Le rapport s’est basé sur les résultats de 50 961 entretiens menés dans 38 pays africains au cours des années 2024 et 2025, dans le but de mesurer les opinions des citoyens concernant l’accès à la justice et leur confiance dans les institutions judiciaires officielles et non officielles.
Les résultats ont montré que les citoyens africains ont recours à plusieurs voies pour résoudre les conflits juridiques. Ainsi, 41 % des personnes interrogées considèrent que la police est l’entité à laquelle on peut d’abord faire appel, tandis que 7 % choisissent les tribunaux locaux, et 26 % préfèrent se tourner vers les chefs traditionnels, les tribunaux coutumiers ou les personnes âgées pour résoudre les problèmes juridiques.
Le rapport a souligné la persistance d’une faible confiance dans le système judiciaire officiel, avec seulement la moitié des répondants exprimant leur confiance dans la capacité des citoyens ordinaires à obtenir justice par le biais des tribunaux.

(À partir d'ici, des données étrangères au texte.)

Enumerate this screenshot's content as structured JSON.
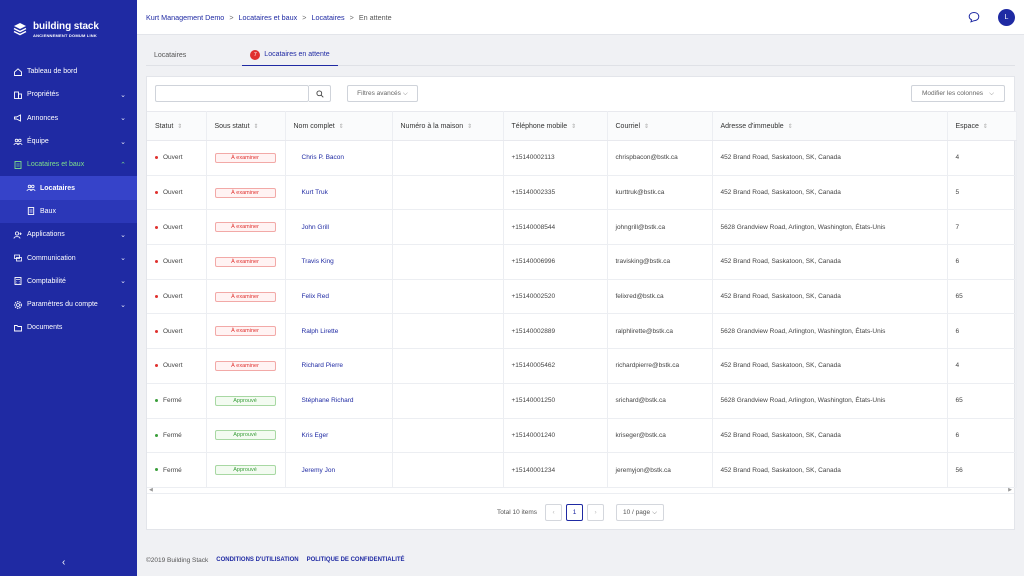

De plus, 51 % estiment qu’ils peuvent obtenir des jugements équitables, tandis que seulement 43 % croient que les affaires peuvent être tranchées dans un délai raisonnable.
Les résultats mettent en lumière un sentiment croissant d’inégalité devant la loi, 59 % des participants affirmant que les citoyens sont « souvent » ou « toujours » traités de manière inégale au sein du système judiciaire, ce qui reflète une baisse de confiance dans le principe d’égalité juridique entre les individus.
L’étude a également révélé la persistance des obstacles financiers qui limitent l’accès à la justice, avec seulement 46 % des répondants déclarant qu’ils peuvent se permettre les frais d’assistance juridique si nécessaire, tandis que 44 % affirment qu’ils peuvent couvrir les frais et procédures judiciaires devant les tribunaux.
Concernant l’application de la loi et les sanctions judiciaires, les participants ont exprimé de vives inquiétudes quant à l’impunité des personnes influentes, 48 % considérant que les personnalités influentes peuvent facilement échapper à la punition, contre seulement 13 % qui estiment que cela s’applique également aux citoyens ordinaires.
Le rapport conclut que ces résultats reflètent les défis persistants liés à l’accès à la justice dans de nombreux pays africains, que ce soit en termes de coûts de litige, de rapidité de traitement des affaires ou de garantie d’égalité devant la loi, poussant une partie des citoyens à recourir aux mécanismes de justice traditionnels en complément des institutions judiciaires officielles.
Il convient de noter que ce réseau de recherche est une organisation africaine indépendante et non partisane qui se consacre à mesurer les opinions des citoyens sur la démocratie, la gouvernance et la qualité de vie sur le continent, ayant réalisé dix vagues d’enquêtes depuis 1999.